Tuesday, January 15, 2013

Why work with wood?

A while back, someone asked in the comments section why I worked with wood. I thought it was a pretty good question, so I tried answering it. Trying to answer that question was as hard as I imagine it would be for someone else to explain why they have faith, or don't

I enjoy the learning process, because I'm a brainy, geeky type, but that's not a viable explanation for 'why' the topic grabbed me as strongly as it did. Psychologically, I am who I am, and there are biographical reasons for that, but nothing in my personal history is a reason for why I do this, either. It was, is, and remains an active part of my life, and an active choice.

In part, I blame North Bennet. After seeing what two years of regular practice can do to build skill and enhance learning, I was hooked, and chose to follow my bliss. Woodworking as a topic is almost boundless, and the field is so huge, that I can run as long, hard, and as fast as I want. From design history or design process, to tool making and maintenance, skills and techniques, manufacturing and production theory... The more I learn, the more I realize that there is more to learn around working with wood than I will ever completely understand. That's intoxicating, and it lights up my world. Still... that's a reason to dabble, it doesn't explain why I've tried so hard to turn it into a lifestyle.

In part, I also blame some of the larger lessons that I've learned from reading about efficiency and productivity. The Toyota Way has shaped the layout of both my shop, and my kitchen. Adapting Getting Things Done has helped me to minimize downtime in my shop, organized a lot of my day to day business, and minimized the time I waste on household errands, which ultimately gave me more quality time with my wife. The slow but steady methodology of Sloyd has helped shape me over the past decade, both personally, and professionally, and has been the compass that guides me when I get lost.

That slow but steady progress is not for the faint of heart. I've made a lot of mistakes, learned hard lessons, and paid dearly for my obsession several times over. It's a hard mirror to look into, and there have been times that I really thought it wouldn't work out. But I've been rewarded with insights into skill, craft, and into my own abilities after taking those long, hard looks.

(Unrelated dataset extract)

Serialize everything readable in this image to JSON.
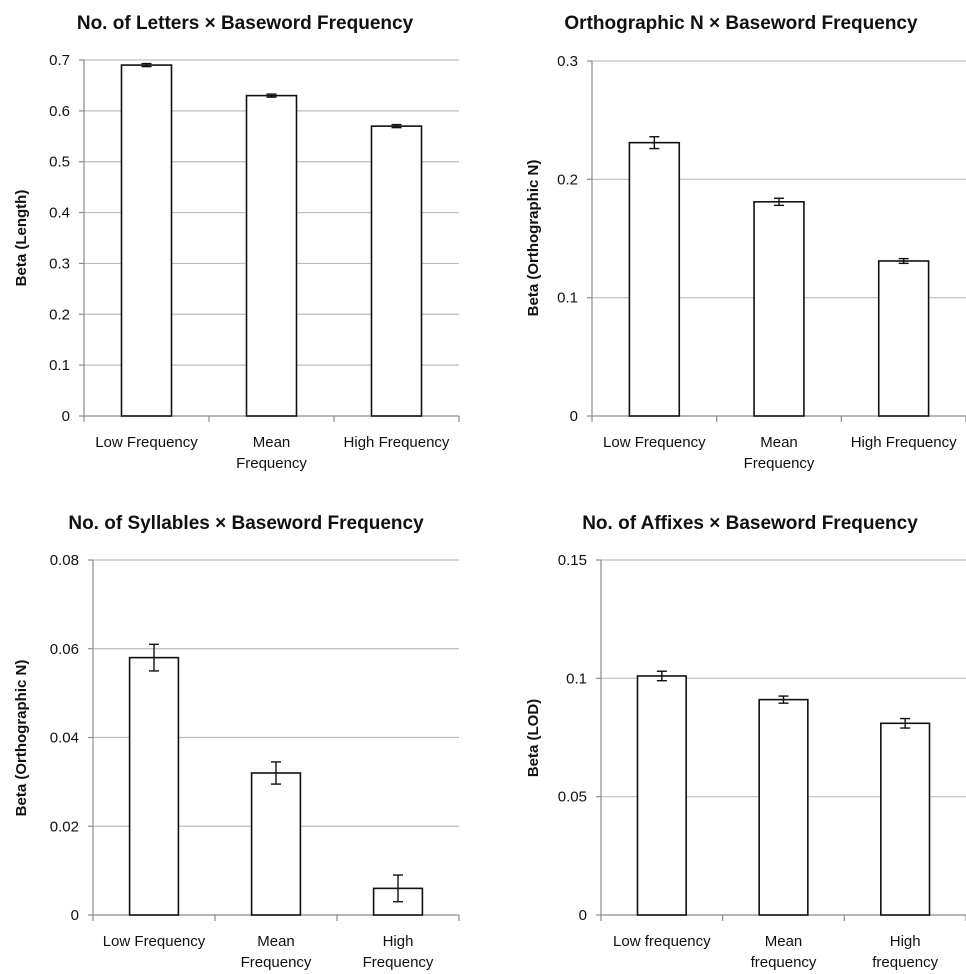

Ultimately, the reason that I continue to pursue woodworking as a career is that it's proven to be more personally and philosophically fulfilling than anything else I've ever done. Aside from the hard work, the learning moments, and the various leaps of faith that I've had to make, the process of making a useful object demands a lot of thought. When I try to work in a space that's cluttered or disorganized, it takes me forever to get anything done. When I try to rush through a job without thinking out the details, that thoughtlessness is reflected in the end result. When I work without paying attention, that inattention is reflected in the end result.

But when I take the time to create a purposeful space, understand what I want, and when I work with care and attention, it enhances everything I do.

Maybe trying to be a better woodworker has helped me become a happier, better person. Or, maybe it's the other way around, or both.

I work with wood because I'm compelled to. It's a tactile, aesthetic, visceral thing that I really can't quite explain.

George Nakashima heavily emphasized the spiritual side of working with wood, and his reverence for the material. Sam Maloof emphasized that it was work, it was his job, and that while there were some pieces of wood that were beautiful, it was a working relationship for him, and that he knew there would always be more wood that came through his door. I find myself in between those views. I love wood, and there are days when I get to work with some really beautiful stuff, and some truly awesome tools, and it makes me happy.

At some point, there's going to be a companion piece to this entry, that talks about why I decided to work with wood professionally, (as opposed to remaining a basement hobbyist) and to struggle with being a small businessman in manufacturing. But that answer will take some time to figure out, too.


robert said...


That was very cool.


JW said...


10 years in, it's been very cool for me, too. Challenging, harrowing, inspiring, heart rending, stimulating, borderline abusive at times, and altogether thoroughly worth it.